But first, Michael Cohen can ask for mercy.
Trump and Cohen have been apart since Cohen implicated Trump in court, saying he made the payments "in coordination and under the direction of a candidate for federal office."
It is certain that Cohen's sentence will bring a renewed examination of his offenses – and his ties to Trump – and may provide new details drawn from them. And like in every sentence, his fate will depend primarily on the perspective of the federal judge – in this case, a famous severe disciplinarian, according to lawyers who appeared before him.
This week, Cohen's lawyer must file lawsuits that are likely to explain why he deserves a lower sentence.
But if nothing of that yields Cohen to an agreement of cooperation with the federal government – a step that, among other consequences, would almost certainly delay its condemnation -, he will be due in court.
The stipulated range of Cohen's term of office is between 46 and 63 months, according to his agreement, which also sets a series of fines ranging from $ 20,000 to $ 1 million. The judge, however, may deviate from the guidelines when determining Cohen's ruling, which will also take into consideration the lawsuits from both sides that are due in the next two weeks. The federal prosecutors' request is scheduled for next week.

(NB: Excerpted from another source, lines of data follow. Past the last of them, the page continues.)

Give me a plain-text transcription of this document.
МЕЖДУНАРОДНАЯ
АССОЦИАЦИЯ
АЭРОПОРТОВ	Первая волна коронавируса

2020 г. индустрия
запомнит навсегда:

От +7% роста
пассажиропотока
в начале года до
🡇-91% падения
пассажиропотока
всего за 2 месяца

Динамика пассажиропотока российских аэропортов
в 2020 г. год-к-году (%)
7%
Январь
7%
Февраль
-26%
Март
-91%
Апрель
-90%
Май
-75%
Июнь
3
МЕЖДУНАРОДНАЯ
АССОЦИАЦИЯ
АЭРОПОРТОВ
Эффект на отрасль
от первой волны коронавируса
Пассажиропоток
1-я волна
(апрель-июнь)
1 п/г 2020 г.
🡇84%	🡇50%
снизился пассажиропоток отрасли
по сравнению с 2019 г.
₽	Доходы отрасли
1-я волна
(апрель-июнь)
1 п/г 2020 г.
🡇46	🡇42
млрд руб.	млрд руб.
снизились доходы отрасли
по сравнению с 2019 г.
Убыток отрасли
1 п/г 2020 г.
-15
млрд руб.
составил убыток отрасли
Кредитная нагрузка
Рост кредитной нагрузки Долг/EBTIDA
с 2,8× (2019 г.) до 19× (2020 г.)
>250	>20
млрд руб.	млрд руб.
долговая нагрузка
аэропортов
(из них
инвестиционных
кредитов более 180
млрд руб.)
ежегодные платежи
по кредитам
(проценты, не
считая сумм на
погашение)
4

Judge known for long sentences for white-collar offenders
If Cohen is waiting for clemency, he may be out of luck with US District Judge William Pauley III, according to lawyers who have had cases before him.
"He has a very formal approach and is not someone to take things superficially," said Harry Sandick, a former federal prosecutor at the Manhattan Attorney's Office who appeared before Pauley, "and in his white-collar sentences he delivers lengthy generally consistent with the guidelines. "

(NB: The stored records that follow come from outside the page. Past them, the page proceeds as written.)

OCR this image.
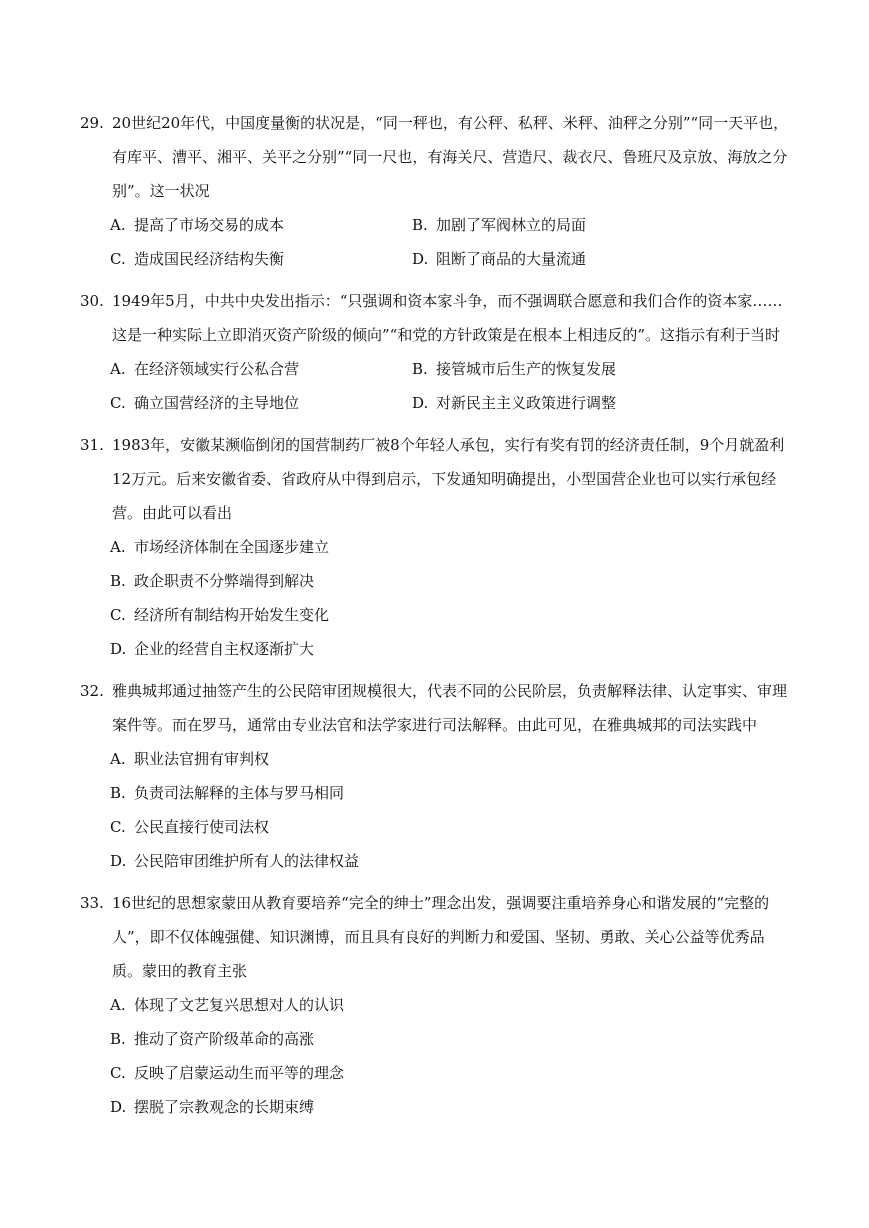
29. 20世纪20年代，中国度量衡的状况是，“同一秤也，有公秤、私秤、米秤、油秤之分别”“同一天平也，有库平、漕平、湘平、关平之分别”“同一尺也，有海关尺、营造尺、裁衣尺、鲁班尺及京放、海放之分别”。这一状况
A. 提高了市场交易的成本	B. 加剧了军阀林立的局面
C. 造成国民经济结构失衡	D. 阻断了商品的大量流通
30. 1949年5月，中共中央发出指示：“只强调和资本家斗争，而不强调联合愿意和我们合作的资本家……这是一种实际上立即消灭资产阶级的倾向”“和党的方针政策是在根本上相违反的”。这指示有利于当时
A. 在经济领域实行公私合营	B. 接管城市后生产的恢复发展
C. 确立国营经济的主导地位	D. 对新民主主义政策进行调整
31. 1983年，安徽某濒临倒闭的国营制药厂被8个年轻人承包，实行有奖有罚的经济责任制，9个月就盈利12万元。后来安徽省委、省政府从中得到启示，下发通知明确提出，小型国营企业也可以实行承包经营。由此可以看出
A. 市场经济体制在全国逐步建立
B. 政企职责不分弊端得到解决
C. 经济所有制结构开始发生变化
D. 企业的经营自主权逐渐扩大
32. 雅典城邦通过抽签产生的公民陪审团规模很大，代表不同的公民阶层，负责解释法律、认定事实、审理案件等。而在罗马，通常由专业法官和法学家进行司法解释。由此可见，在雅典城邦的司法实践中
A. 职业法官拥有审判权
B. 负责司法解释的主体与罗马相同
C. 公民直接行使司法权
D. 公民陪审团维护所有人的法律权益
33. 16世纪的思想家蒙田从教育要培养“完全的绅士”理念出发，强调要注重培养身心和谐发展的“完整的人”，即不仅体魄强健、知识渊博，而且具有良好的判断力和爱国、坚韧、勇敢、关心公益等优秀品质。蒙田的教育主张
A. 体现了文艺复兴思想对人的认识
B. 推动了资产阶级革命的高涨
C. 反映了启蒙运动生而平等的理念
D. 摆脱了宗教观念的长期束缚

Pauley declined to comment on this story. Cohen's lawyer, Guy Petrillo, did not respond to a request for comment.
Pauley's strict approach to the court took many forms. In the case of one of the biggest white-collar defendants to appear before Pauley, Sam Waksal, the former pharmaceutical CEO who pleaded guilty in an insider trading case that also entangled Martha Stewart, meant the toughest sentence possible under federal law . guidelines.

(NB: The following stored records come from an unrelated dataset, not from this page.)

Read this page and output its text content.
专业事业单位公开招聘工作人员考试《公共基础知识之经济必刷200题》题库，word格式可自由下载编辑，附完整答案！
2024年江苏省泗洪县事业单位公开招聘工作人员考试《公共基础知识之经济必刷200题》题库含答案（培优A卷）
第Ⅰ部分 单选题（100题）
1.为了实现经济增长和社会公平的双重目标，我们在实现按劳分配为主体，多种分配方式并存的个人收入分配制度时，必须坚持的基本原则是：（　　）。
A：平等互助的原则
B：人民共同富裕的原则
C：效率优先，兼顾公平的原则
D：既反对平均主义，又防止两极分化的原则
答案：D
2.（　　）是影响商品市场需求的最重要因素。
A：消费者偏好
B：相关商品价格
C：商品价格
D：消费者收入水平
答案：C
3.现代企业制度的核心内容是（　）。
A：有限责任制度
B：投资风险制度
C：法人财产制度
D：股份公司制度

In 2003, Pauley sentenced Waksal to a term of imprisonment of more than seven years. In that case, Waksal's lawyer had argued in favor of indulgence, partly by noting that the defendant's job was in the service of cancer patients. Pauley rejected that. "The damage you've done is really incalculable," he told Waksal.
In the case of Bill Burck, the criminal defense attorney whose clients include former White House aide Don McGahn in the special attorney's investigation, meant a startling meeting with the judge when Burck was a 31-year federal prosecutor who appeared before him in New York, according to a person familiar with the episode.
After Burck appeared in court using his first and last name, Pauley called him during a conference and told him, "The government is very casual." When Burck answered with confusion, Pauley said to him: "Its name is William, not Bill, and in this court you will be known by William."
Reached for comment, Burck confirmed the incident, adding, "Subsequent to this, I always called myself William."
Cohen could get a tougher sentence because he is a lawyer
In Cohen's case, one of the factors that may negatively impact the judge's opinion on his crimes, said those who appeared before Pauley, is that Cohen himself is a lawyer.
"I think Judge Pauley is going to look at him as an intelligent person who has a lot of means. He was not taken to criminality by the way he was created," said Elie Honig, a former federal prosecutor and CNN legal analyst. cases before Pauley, "and I think Judge Pauley will be particularly bothered by the fact that Michael Cohen committed these crimes … at least some of them as a lawyer."
In fact, the range of guidelines in Cohen's agreement already contains what is known as a reinforcement, or extra penalty, because he "used a special skill – namely, his education, training and licensing as a lawyer in New York State – in a manner that significantly facilitated commission and concealment of the offense. "
Pauley can speak to this in court and take it into account as much as he chooses, and "in some of his testimonials, he has been particularly concerned about people who are in a position to follow the law, and not," said Sandick . .
Another factor that is sometimes given a significant weight is deterrence. Judges consider what is known as specific deterrence – whether the sentence will cause the defendant to avoid the act in the future – as well as the general deterrent – whether the sentence will dissuade others from committing similar crimes.
Pauley, according to former prosecutors, is adamant about the ability of a tough sentence to prevent similar misbehavior.
"Judge Pauley is a strong deterrent," Honig said. "He believes every sentence he gives has to punish the person in front of him, but also send a message to others."
In Cohen's case, the judge must consider which judgment will serve to deter not only potential offenders from campaign finance laws but also those tempted to commit tax fraud or lie to a bank.
And finally, a judge will assess whether a defendant has shown an appropriate level of remorse for his or her behavior. Pauley is not known to seriously consider this element, according to people who appeared before him, but will likely appear in court documents that are owed by both the Prosecutor's Office and Cohen's defense lawyer, particularly since the Cohen agreement contains a provision. that he will receive a reduction in his sentence "assuming that the defendant clearly demonstrates acceptance of responsibility, to the satisfaction of the Government."